Свои выводы Гессен доложил на II Международном конгрессе по истории науки и техники, состоявшемся в Лондоне с 29 июня по 4 июля 1931 г. Туда он приехал в составе представительной советской делегации из восьми человек, включая Н.А. Бухарина, возглавлявший тогда Комиссию по естественным производительным силам (будущий Институт истории естествознания и техники), А.Ф. Иоффе, биологов Н.И. Вавилова и Б.М. Завадовского, экономиста Модеста Рубинштейна, математика Эрнста Кольмана и инженера В.Ф. Миткевича (двое последних позже спровоцировали арест Гессена). Советская делегация прибыла в Лондон самолетом, что само по себе стало целым событием. На ее доклады выделили одно заседание, прадва, в субботу, когда на конгрессе была запланирована экскурсия в Оксфорд. Кроме того, каждому докладчику выделили совсем мало времени — всего десять минут. Сохранился рассказ об этом заседании британского биолога и историка науки Джозефа Нидема, пришедшего послушать выступления советской делегации отчасти из-за своих левых убеждений. Сорок лет спустя, в предисловии к переизданию докладов советских ученых, Нидем живо вспоминал, как председательствовавший на том заседании Чарльз Сингер (Charles Singer) тщетно пытался остановить докладчика после окончания его времени, звоня в корабельный колокол внушительных размеров. Не успев за 10 минут изложить содержание своих докладов, члены советской делегации пытались использовать для этого время, отведенное на обсуждение, в другие дни конгресса. С помощью советского посольства в Лондоне доклады были переведены с русского на английский (в спешке довольно плохо) и изданы отдельной брошюрой, распространявшейся на конгрессе.

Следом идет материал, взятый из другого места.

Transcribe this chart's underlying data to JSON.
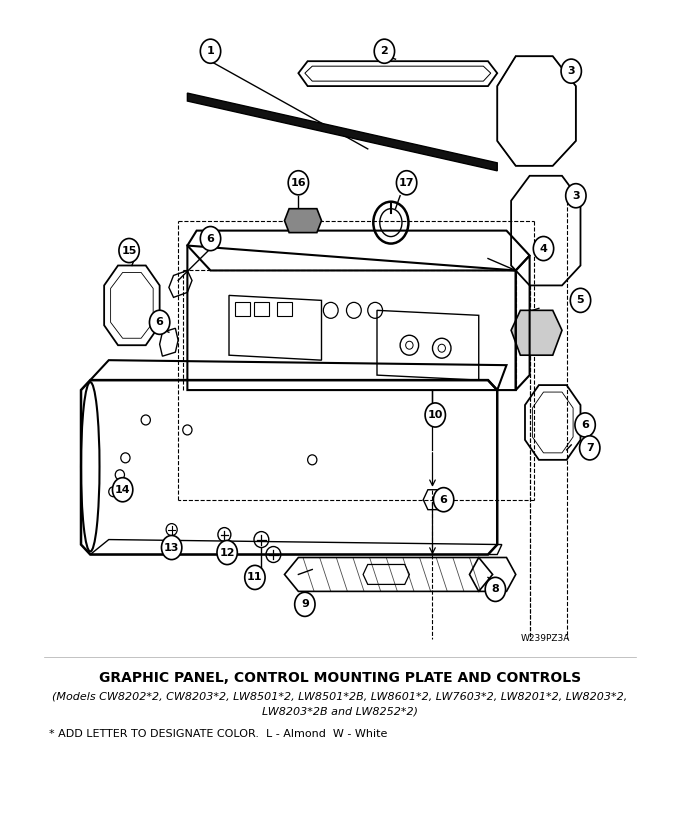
{
  "title": "GRAPHIC PANEL, CONTROL MOUNTING PLATE AND CONTROLS",
  "subtitle_line1": "(Models CW8202*2, CW8203*2, LW8501*2, LW8501*2B, LW8601*2, LW7603*2, LW8201*2, LW8203*2,",
  "subtitle_line2": "LW8203*2B and LW8252*2)",
  "footnote": "* ADD LETTER TO DESIGNATE COLOR.  L - Almond  W - White",
  "watermark": "W239PZ3A",
  "bg_color": "#ffffff"
}
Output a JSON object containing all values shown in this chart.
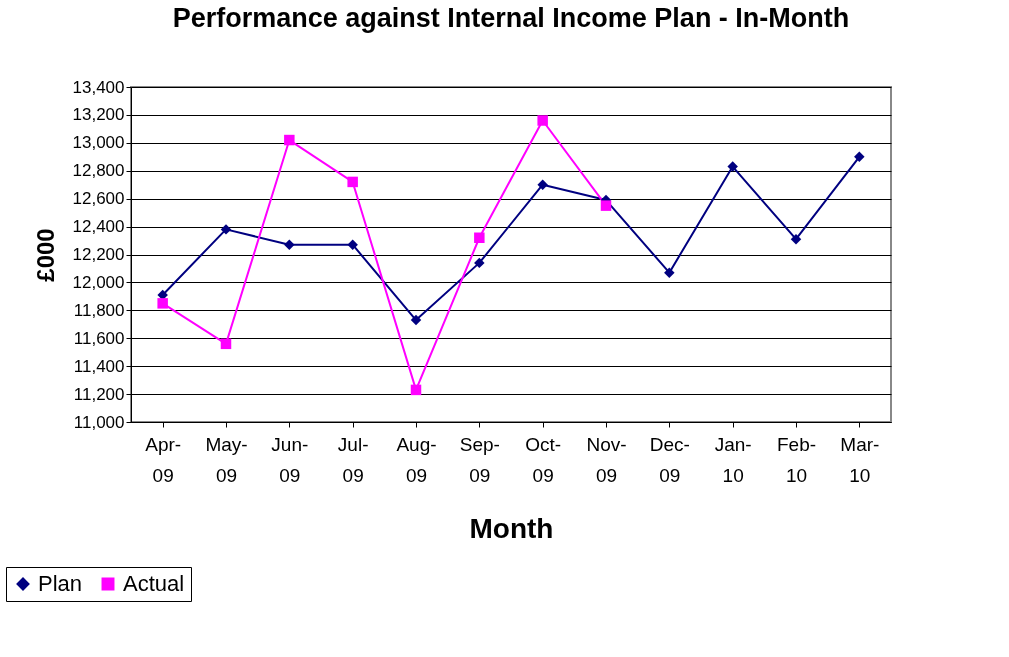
{
  "chart_data": {
    "type": "line",
    "title": "Performance against Internal Income Plan - In-Month",
    "xlabel": "Month",
    "ylabel": "£000",
    "categories": [
      "Apr-09",
      "May-09",
      "Jun-09",
      "Jul-09",
      "Aug-09",
      "Sep-09",
      "Oct-09",
      "Nov-09",
      "Dec-09",
      "Jan-10",
      "Feb-10",
      "Mar-10"
    ],
    "series": [
      {
        "name": "Plan",
        "color": "#000080",
        "marker": "diamond",
        "values": [
          11910,
          12380,
          12270,
          12270,
          11730,
          12140,
          12700,
          12590,
          12070,
          12830,
          12310,
          12900
        ]
      },
      {
        "name": "Actual",
        "color": "#ff00ff",
        "marker": "square",
        "values": [
          11850,
          11560,
          13020,
          12720,
          11230,
          12320,
          13160,
          12550,
          null,
          null,
          null,
          null
        ]
      }
    ],
    "ylim": [
      11000,
      13400
    ],
    "yticks": [
      {
        "value": 11000,
        "label": "11,000"
      },
      {
        "value": 11200,
        "label": "11,200"
      },
      {
        "value": 11400,
        "label": "11,400"
      },
      {
        "value": 11600,
        "label": "11,600"
      },
      {
        "value": 11800,
        "label": "11,800"
      },
      {
        "value": 12000,
        "label": "12,000"
      },
      {
        "value": 12200,
        "label": "12,200"
      },
      {
        "value": 12400,
        "label": "12,400"
      },
      {
        "value": 12600,
        "label": "12,600"
      },
      {
        "value": 12800,
        "label": "12,800"
      },
      {
        "value": 13000,
        "label": "13,000"
      },
      {
        "value": 13200,
        "label": "13,200"
      },
      {
        "value": 13400,
        "label": "13,400"
      }
    ],
    "grid": "y",
    "legend": "bottom left",
    "line_style": "solid"
  }
}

По впечатлению Нидема, которое за сорок лет у него только укрепилось, доклад Гессена был «эпохальным» и самым важным из советских выступлений. И не случайно: ведь Гессен замахнулся на общепризнанного величайшего гения, Исаака Ньютона, совершившего переворот в знании, как считалось, силою чистой мысли. Это была мощная атака на «юбилейную» (celebratory) историю науки, написанную в жанре истории героев и гениев:

Наша новая культура, — утверждает проф. Уайтхед, знаменитый английский математик, в своей недавно появившейся книге «Наука и цивилизация», — обязана своим развитием тому факту, что как раз в год смерти Галилея родился Ньютон, Подумайте только, какой вид могла бы иметь история развития человечества, если бы эти два человека не появились на свет.

По Гессену, напротив, выходило, что и Галилей, и Ньютон реагировали на запросы нового класса — буржуазии, которому нужны были быстрые корабли, новые шахты, хорошо проложенные дороги:

Проблема траектории снаряда в пустоте сводится к решению задачи о свободном падении тел под влиянием силы тяжести и о сложении поступательного движения со свободным падением. Немудрено поэтому, что Галилей массу внимания уделяет проблеме свободного падения тел. О том, насколько его работы были связаны с интересами артиллерии и баллистики, можно судить хотя бы по тому, что свои «Математические доказательства» он начинает обращением к венецианцам, в котором восхваляет деятельность венецианского арсенала и указывает, что работа этого арсенала дает богатый материал для исследований ученых.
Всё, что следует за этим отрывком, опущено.